A vida privada do militar não interessa ao Comando




Enquanto tem um monte de gente que morre precisando de um resgate por falta de agentes estatais disponíveis para prestar socorro imediato, o comando do 7º Grupamento do Corpo de Bombeiros do Paraná determinou que a soldado Lilian Villas Boas, de 32 anos, seja presa por oito dias. Tudo porque ela participou de um ensaio fotográfico sensual para um projeto do fotógrafo Arnaldo Belotto no mês fevereiro deste ano. Nas imagens, a bombeira aparecia com parte dos seios à mostra.

Tudo poderia ter ficado no esquecimento caso uma delegada civil daqui do Rio de Janeiro não tivesse printado as fotos e as encaminhado ao comandante em Curitiba. Por causa da representação sofrida, Lilian teve que responder a um processo processo disciplinar vindo a ser condenada. Segundo a nota de punição, publicada em um boletim interno da unidade militar, a aplicação da pena se deu por ela ter exposto "a intimidade e privacidade de seu corpo".




Data venia, essa foi uma decisão que transgride diretamente a nossa Constituição Federal visto que o Texto Maior. em seu artigo 5º, inciso V, protege a intimidade e a vida privada das pessoas de modo que cabe a cada cidadão dispor livremente de sua esfera pessoal, assim como da própria imagem, expondo-se ou não do jeito que achar que deve fazer. Logo, ainda que a bombeira resolvesse pousar totalmente nua para a Playboy, frequentar uma praia de naturismo ou ainda postar na internet um vídeo erótico, o comandante não teria nada a ver com as escolhas dela.

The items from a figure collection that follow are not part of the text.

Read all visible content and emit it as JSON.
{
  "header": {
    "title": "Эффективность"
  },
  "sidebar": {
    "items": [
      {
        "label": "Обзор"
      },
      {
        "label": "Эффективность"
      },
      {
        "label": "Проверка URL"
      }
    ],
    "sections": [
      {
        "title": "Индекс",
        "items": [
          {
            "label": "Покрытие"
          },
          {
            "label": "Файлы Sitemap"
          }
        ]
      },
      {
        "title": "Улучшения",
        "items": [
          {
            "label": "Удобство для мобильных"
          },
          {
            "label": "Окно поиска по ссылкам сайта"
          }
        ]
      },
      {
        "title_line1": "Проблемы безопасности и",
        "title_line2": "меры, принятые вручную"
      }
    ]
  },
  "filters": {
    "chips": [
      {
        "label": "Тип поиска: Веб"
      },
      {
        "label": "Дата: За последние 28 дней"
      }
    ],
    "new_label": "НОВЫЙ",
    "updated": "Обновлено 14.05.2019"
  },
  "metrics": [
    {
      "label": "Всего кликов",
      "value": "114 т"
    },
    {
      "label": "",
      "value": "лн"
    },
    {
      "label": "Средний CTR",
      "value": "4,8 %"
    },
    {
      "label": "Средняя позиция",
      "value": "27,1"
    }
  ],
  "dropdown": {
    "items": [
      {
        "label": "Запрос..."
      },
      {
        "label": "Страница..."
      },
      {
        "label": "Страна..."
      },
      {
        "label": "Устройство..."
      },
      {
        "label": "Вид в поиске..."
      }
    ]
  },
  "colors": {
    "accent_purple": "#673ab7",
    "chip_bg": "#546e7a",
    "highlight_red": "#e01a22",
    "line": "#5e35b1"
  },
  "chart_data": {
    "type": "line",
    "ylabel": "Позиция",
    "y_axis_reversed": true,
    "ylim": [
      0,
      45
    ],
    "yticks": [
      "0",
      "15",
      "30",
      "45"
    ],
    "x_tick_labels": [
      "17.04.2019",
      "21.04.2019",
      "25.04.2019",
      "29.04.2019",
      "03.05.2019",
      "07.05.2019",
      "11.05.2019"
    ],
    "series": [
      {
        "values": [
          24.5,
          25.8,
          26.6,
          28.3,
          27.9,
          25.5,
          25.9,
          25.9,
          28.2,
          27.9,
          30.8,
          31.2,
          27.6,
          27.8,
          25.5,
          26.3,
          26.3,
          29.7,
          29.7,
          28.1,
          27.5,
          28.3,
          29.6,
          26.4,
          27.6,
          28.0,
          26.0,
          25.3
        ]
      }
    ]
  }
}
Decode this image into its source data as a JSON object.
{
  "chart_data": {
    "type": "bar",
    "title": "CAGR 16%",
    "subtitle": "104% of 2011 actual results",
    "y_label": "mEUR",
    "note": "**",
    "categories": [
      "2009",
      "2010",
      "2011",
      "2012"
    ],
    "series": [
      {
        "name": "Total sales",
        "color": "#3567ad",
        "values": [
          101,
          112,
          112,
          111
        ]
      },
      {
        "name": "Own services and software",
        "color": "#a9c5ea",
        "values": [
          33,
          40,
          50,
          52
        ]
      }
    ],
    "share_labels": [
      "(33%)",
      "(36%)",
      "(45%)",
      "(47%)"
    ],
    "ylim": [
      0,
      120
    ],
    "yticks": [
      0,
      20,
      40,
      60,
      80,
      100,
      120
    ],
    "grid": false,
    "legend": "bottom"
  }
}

Com base no entendimento de J. Matos Pereira, citado pelo constitucionalista José Afonso da Silva no livro Curso de Direito Constitucional Positivo, 26ª edição, página 206, posso analogicamente afirmar que as fotos pessoais também constituem um bem do indivíduo que ele pode "decidir manter sobre seu exclusivo controle, ou comunicar, decidindo a quem, quando, onde e em que condições, sem a isso poder ser legalmente sujeito". E tal visão torna ampla a esfera da inviolabilidade, a qual, nas palavras de Moacyr de Oliveira, passa a abranger "o modo de vida doméstico, nas relações familiares e afetivas em geral, fatos, hábitos, local, nome, imagem, pensamentos, segredos, e, bem assim, as origens e planos futuros do indivíduo".

Portanto, não há decretos e nem mesmo leis que possam restringir aquilo que a Carta Magna considera como um direito fundamental da pessoa humana. Pois se trata da liberdade da pessoa que, apesar de exercer uma função militar, tem todo o direito de, nas suas horas de lazer, curtir aquilo que gosta. Do contrário, quem estará violando a intimidade e a privacidade será o Estado.

Certamente a situação seria diferente na hipótese da bombeira, por exemplo, exibir fotos dela com a farda ou usando uma viatura oficial para fins não laborais. Porém, não é este o caso. Lilian apenas dispôs-se a participar de um ensaio cujo objetivo foi o de exaltar o empoderamento feminino e a beleza das mulheres, sem o uso de técnicas de manipulação de imagem. Ou seja, não houve ali nada que fosse capaz de afrontar a instituição militar.

Felizmente, cabe recurso e espero que a decisão do comandante da bombeira seja revista.